Blake Pontchartrain: Joan of Arc in the French Quarter_lowres

"Joanie on her pony" has sat in a pocket park on Decatur Street since 1999.

Hey Blake,

The beautiful statue of Joan of Arc in the French Quarter is one of my favorites. What can you tell me about its history?

Dear reader,

The gilded bronze statue of St. Joan of Arc, the Maid of Orleans, has been located near the French Market since 1999, but many will remember its former home at the foot of Canal Street. The equestrian statue of the 15th-century French military heroine weighs 2,700 pounds, stands 13 feet tall and sits on a 7-foot base. It is one of 10 statues from a plaster mold created by French sculptor Emmanuel Fremiet in 1874. The first statue was erected near the Place des Pyramides in Paris, according to a 1958 story in The Times-Picayune.
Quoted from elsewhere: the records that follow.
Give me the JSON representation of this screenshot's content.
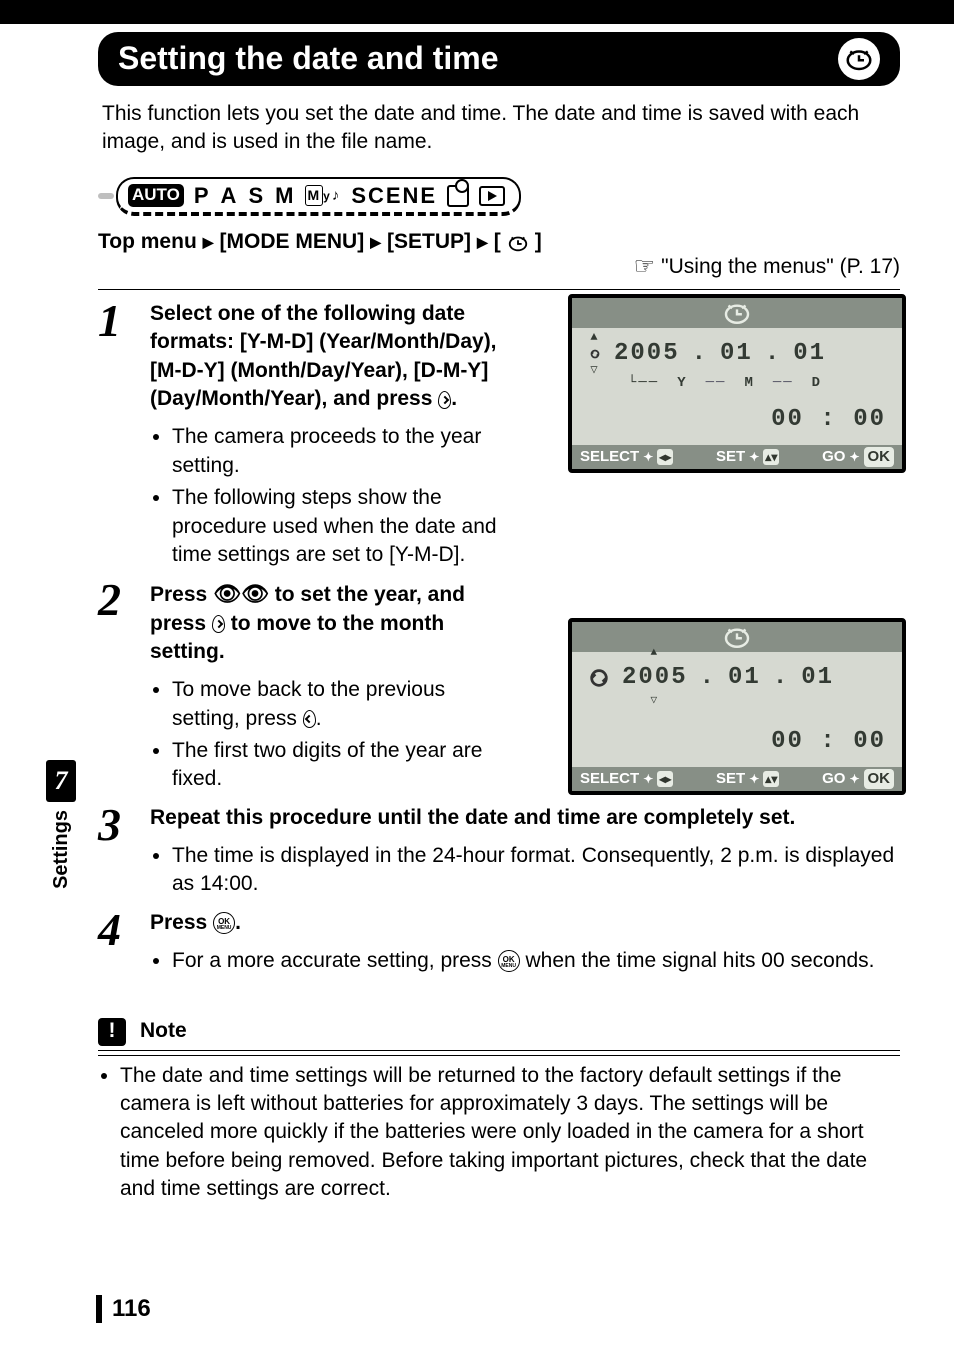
{
  "chapter": {
    "title": "Setting the date and time"
  },
  "intro": "This function lets you set the date and time. The date and time is saved with each image, and is used in the file name.",
  "modes": {
    "auto": "AUTO",
    "p": "P",
    "a": "A",
    "s": "S",
    "m": "M",
    "my_prefix": "M",
    "my_suffix": "y",
    "scene": "SCENE"
  },
  "breadcrumb": {
    "top": "Top menu",
    "item1": "[MODE MENU]",
    "item2": "[SETUP]",
    "open": "[",
    "close": "]"
  },
  "seealso": {
    "text": "Using the menus",
    "page": "(P. 17)"
  },
  "steps": {
    "s1": {
      "num": "1",
      "title_a": "Select one of the following date formats: [Y-M-D] (Year/Month/Day), [M-D-Y] (Month/Day/Year), [D-M-Y] (Day/Month/Year), and press ",
      "title_b": ".",
      "bullets": [
        "The camera proceeds to the year setting.",
        "The following steps show the procedure used when the date and time settings are set to [Y-M-D]."
      ]
    },
    "s2": {
      "num": "2",
      "title_a": "Press ",
      "title_b": " to set the year, and press ",
      "title_c": " to move to the month setting.",
      "bullets_a": "To move back to the previous setting, press ",
      "bullets_a2": ".",
      "bullets_b": "The first two digits of the year are fixed."
    },
    "s3": {
      "num": "3",
      "title": "Repeat this procedure until the date and time are completely set.",
      "bullets": [
        "The time is displayed in the 24-hour format. Consequently, 2 p.m. is displayed as 14:00."
      ]
    },
    "s4": {
      "num": "4",
      "title_a": "Press ",
      "title_b": ".",
      "bullets_a": "For a more accurate setting, press ",
      "bullets_b": " when the time signal hits 00 seconds."
    }
  },
  "note": {
    "heading": "Note",
    "body": "The date and time settings will be returned to the factory default settings if the camera is left without batteries for approximately 3 days. The settings will be canceled more quickly if the batteries were only loaded in the camera for a short time before being removed. Before taking important pictures, check that the date and time settings are correct."
  },
  "screen_a": {
    "year": "2005",
    "month": "01",
    "day": "01",
    "fmt_y": "Y",
    "fmt_m": "M",
    "fmt_d": "D",
    "time_h": "00",
    "time_m": "00",
    "select": "SELECT",
    "set": "SET",
    "go": "GO",
    "ok": "OK"
  },
  "screen_b": {
    "year": "2005",
    "month": "01",
    "day": "01",
    "time_h": "00",
    "time_m": "00",
    "select": "SELECT",
    "set": "SET",
    "go": "GO",
    "ok": "OK"
  },
  "sidetab": {
    "chapter": "7",
    "label": "Settings"
  },
  "ok_btn": {
    "top": "OK",
    "bottom": "MENU"
  },
  "pagenum": "116"
}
  The campaign to purchase one of the statues for New Orleans began in 1958, but the $35,000 price tag was considered too steep. In 1964, French President Charles de Gaulle gave the statue to the city as a gift with funds contributed by the cities of Orleans, Paris, Rouen and Rheims, France. He underwrote half the cost himself. The gift included two 19th-century bronze cannons to be displayed at the pedestal of the statue. A ceremony to celebrate the donation was held on April 18, 1964. The plan was to erect the statue on Canal Street between the Rivergate convention center and the World Trade Center, but the statue sat in a warehouse for 14 years until it was unveiled at that spot in 1972.

  When the Rivergate was demolished to make way for Harrah's New Orleans casino and hotel, the casino company suggested moving the statue upriver to land it owned on Convention Center Boulevard. In 1994, the Louisiana Landmarks Society sued, convincing a federal judge to block the move, but the decision was overturned on appeal. In 1999, Mayor Marc Morial and the French Market Corporation proposed moving Joan of Arc to a pocket park near the intersection of Decatur, North Peters and St. Philip streets. Harrah's paid to move the cannons and statue, which was regilded. Four flagpoles were added to the park for the flags of the United States, France, Louisiana and New Orleans.